Typically, the wrong approach is taken to address a temporary loss of staff. This usually entails absorbing the caseload using existing claims professionals. If there is a large staff in place, this may be acceptable for short periods of time with the caseload distributed among many professionals. More times than not, though, the claims staff is already at or above an acceptable workload. Adding more claim volume, even if small or short-lived, can have detrimental effects on loss costs.

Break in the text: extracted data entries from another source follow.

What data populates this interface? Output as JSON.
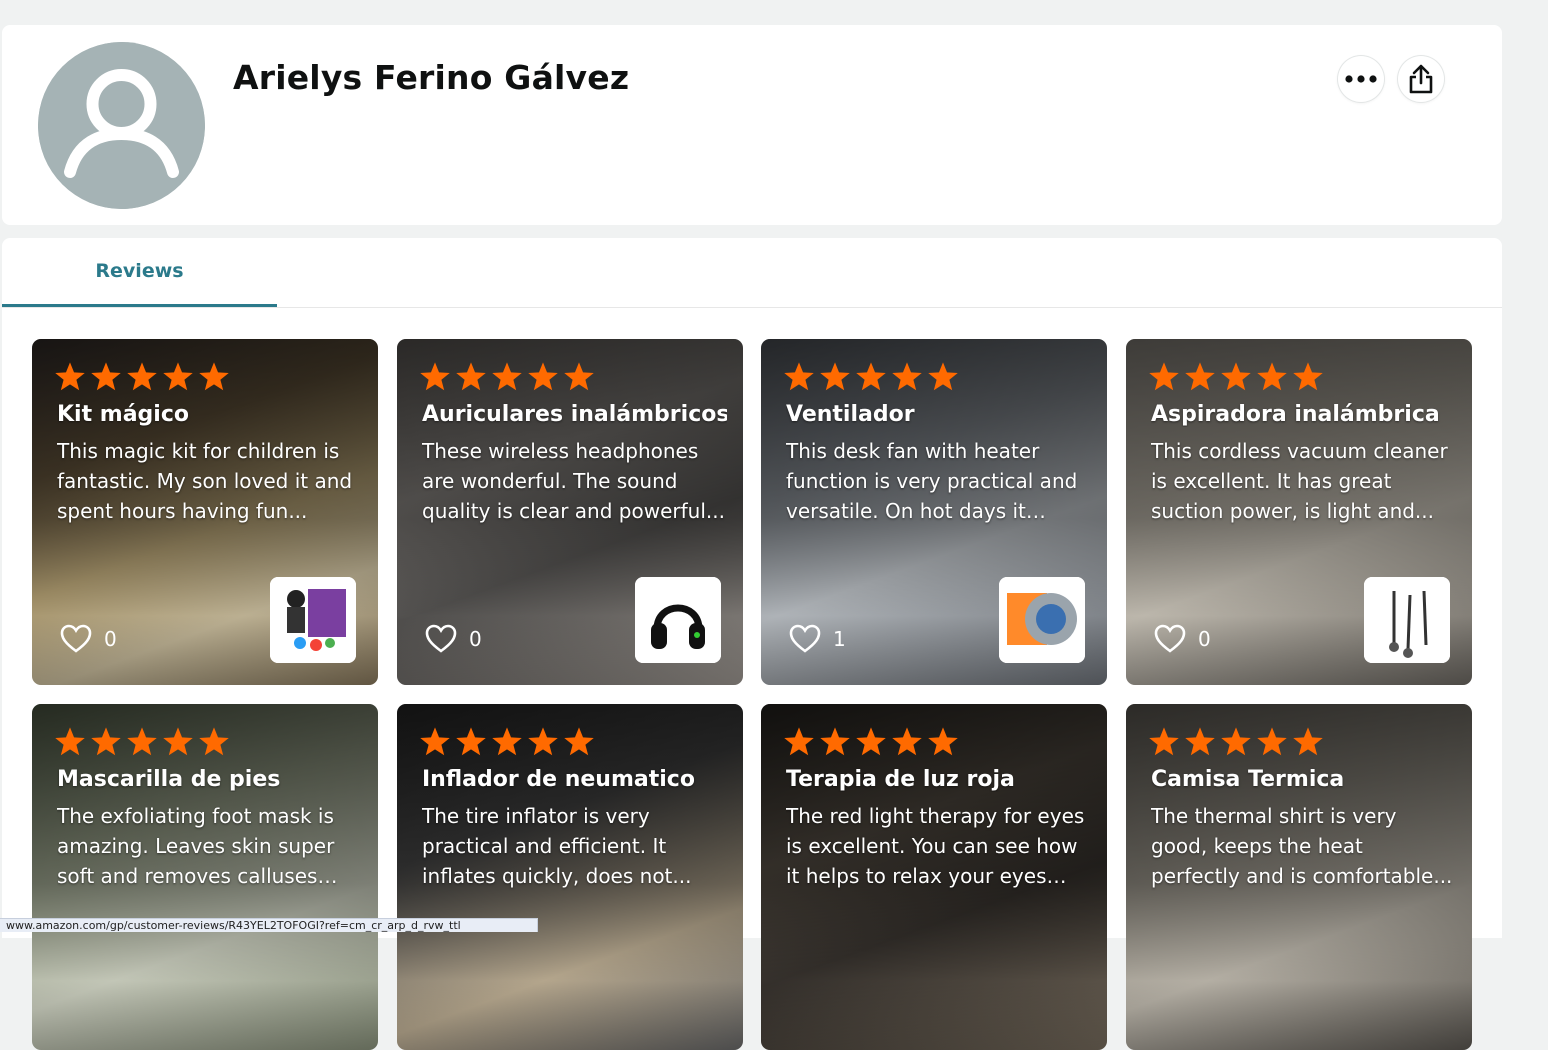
{
  "profile": {
    "name": "Arielys Ferino Gálvez"
  },
  "actions": {
    "more_icon": "more-horizontal-icon",
    "share_icon": "share-icon"
  },
  "tabs": [
    {
      "label": "Reviews",
      "active": true
    }
  ],
  "colors": {
    "accent": "#2b7a8b",
    "star": "#ff6a00",
    "avatar_bg": "#a5b3b5"
  },
  "reviews": [
    {
      "title": "Kit mágico",
      "text": "This magic kit for children is fantastic. My son loved it and spent hours having fun...",
      "rating": 5,
      "likes": "0"
    },
    {
      "title": "Auriculares inalámbricos",
      "text": "These wireless headphones are wonderful. The sound quality is clear and powerful...",
      "rating": 5,
      "likes": "0"
    },
    {
      "title": "Ventilador",
      "text": "This desk fan with heater function is very practical and versatile. On hot days it cools...",
      "rating": 5,
      "likes": "1"
    },
    {
      "title": "Aspiradora inalámbrica",
      "text": "This cordless vacuum cleaner is excellent. It has great suction power, is light and...",
      "rating": 5,
      "likes": "0"
    },
    {
      "title": "Mascarilla de pies",
      "text": "The exfoliating foot mask is amazing. Leaves skin super soft and removes calluses and...",
      "rating": 5,
      "likes": ""
    },
    {
      "title": "Inflador de neumatico",
      "text": "The tire inflator is very practical and efficient. It inflates quickly, does not...",
      "rating": 5,
      "likes": ""
    },
    {
      "title": "Terapia de luz roja",
      "text": "The red light therapy for eyes is excellent. You can see how it helps to relax your eyes and...",
      "rating": 5,
      "likes": ""
    },
    {
      "title": "Camisa Termica",
      "text": "The thermal shirt is very good, keeps the heat perfectly and is comfortable...",
      "rating": 5,
      "likes": ""
    }
  ],
  "status_bar": {
    "url": "www.amazon.com/gp/customer-reviews/R43YEL2TOFOGI?ref=cm_cr_arp_d_rvw_ttl"
  }
}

One successful approach is to outsource the claims. This can be done on a temporary basis using third party personnel. The staff can come from insurance brokers, third party administration companies or perhaps even claims staffing companies. The locum tenens approach can be quite successful. While the cost of this short-term staffing solution is typically high, the alternative consequences are much more adverse. This approach allows more flexibility and will aid in creating a long-term claim program solution.

A recent example of this type of approach involved the merger of two large community health systems. Proper planning allowed for temporary placement of claim specialists in the acquiring company’s headquarters to provide for uninterrupted claims administration. This not only maintained identical benchmarks for measuring claim costs (open caseloads, expenses, closing ratio, etc.), but improved the morale of existing staff, who could see the organization’s commitment to staffing the program at levels that did not create additional hardship.

The key to a smooth M&A transition, from a liability claims outcomes perspective, is proper planning through an enterprise risk management approach that addresses the exposure before it gets to the critical stage.